By Barani Krishnan
Investing.com - Oil climbed further from last week’s hole, encouraged by potential spending on infrastructure upgrades in America as well as on Saudi Arabia’s move to hike the selling price of its crude to customers in Asia.
West Texas Intermediate, the U.S. crude benchmark, settled up 66 cents, or 0.8%, at $81.93 per barrel. WTI hit seven-year highs above $85 in late October, before tumbling to $78.25 on Thursday.
London-traded Brent crude, the global benchmark for oil, finished up 69 cents, or 0.8%, at $83.43. Brent hit a three-year high of $86.70 late last month, before sinking to around $80 last week.
Oil’s seemingly invincible nine-week rally took a dent over the past two weeks as the White House upped the pressure on producer group OPEC+ to put more barrels on the market and ease prices that have jumped almost 70% this year.
But in recent days, it appeared that the Biden administration might have fewer bullets to fire at the cartel than thought, amid speculation that its only recourse may be to release some of the U.S. strategic supply of petroleum — a situation unlikely to help bring the market down.
“The best path forward for the White House is to negotiate an Iran nuclear deal,” Adam Button, a markets commentator on ForexLive, said, referring to the nuclear deal that could free Tehran from U.S. sanctions and put up to 2 million new barrels on the market.
The Biden administration has resisted doing a quick deal with Iran on concerns that Tehran might not abide by the rules set upon its nuclear program and continued instead on the path of developing atomic weapons as feared by the West.
An Iran deal “might involve a climb down” for the administration, “but it will add barrels to the world market, so long as OPEC doesn't respond by pumping less”, said Button.
Despite the rebound from last week, WTI still has to get to $83.40 to signal another potential leg higher, he added.
Oil prices also rose Monday after Democrats aligned with Biden managed to pass with bipartisan support from Republicans an infrastructure package worth more than $1 trillion to upgrade America’s transportation, broadband and utilities.
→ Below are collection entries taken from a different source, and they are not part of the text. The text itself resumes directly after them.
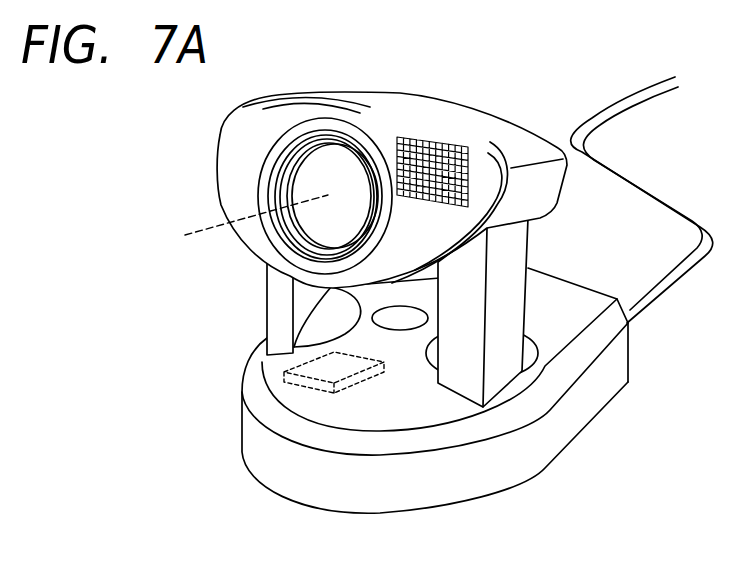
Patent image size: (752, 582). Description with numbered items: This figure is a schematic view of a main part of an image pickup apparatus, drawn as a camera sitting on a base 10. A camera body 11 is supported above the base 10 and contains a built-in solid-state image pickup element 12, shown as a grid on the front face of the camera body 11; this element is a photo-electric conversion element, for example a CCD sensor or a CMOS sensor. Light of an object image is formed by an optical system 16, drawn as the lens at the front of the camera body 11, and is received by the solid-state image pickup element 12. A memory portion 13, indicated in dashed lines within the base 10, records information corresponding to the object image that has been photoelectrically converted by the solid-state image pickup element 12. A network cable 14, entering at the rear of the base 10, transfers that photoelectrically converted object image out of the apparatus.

The base 10 is at (270, 560).
The camera body 11 is at (240, 146).
The solid-state image pickup element 12 is at (452, 152).
The memory portion 13 is at (283, 373).
The network cable 14 is at (618, 97).
The optical system 16 is at (342, 168).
Democrats’ next challenge is to enact a $1.75 trillion deal on social safety and climate policy.
Saudi Arabia, meanwhile, raised on Friday the price of its benchmark crude for customers in Asia in December, exceeding market expectations.
“Saudi Arabia also reckons that the next few weeks will be tight, this is why its official selling price to Asia was increased by $1.40 a barrel,” Tamas Varga, analyst at PVM Oil Associates, said in a commentary carried by Reuters.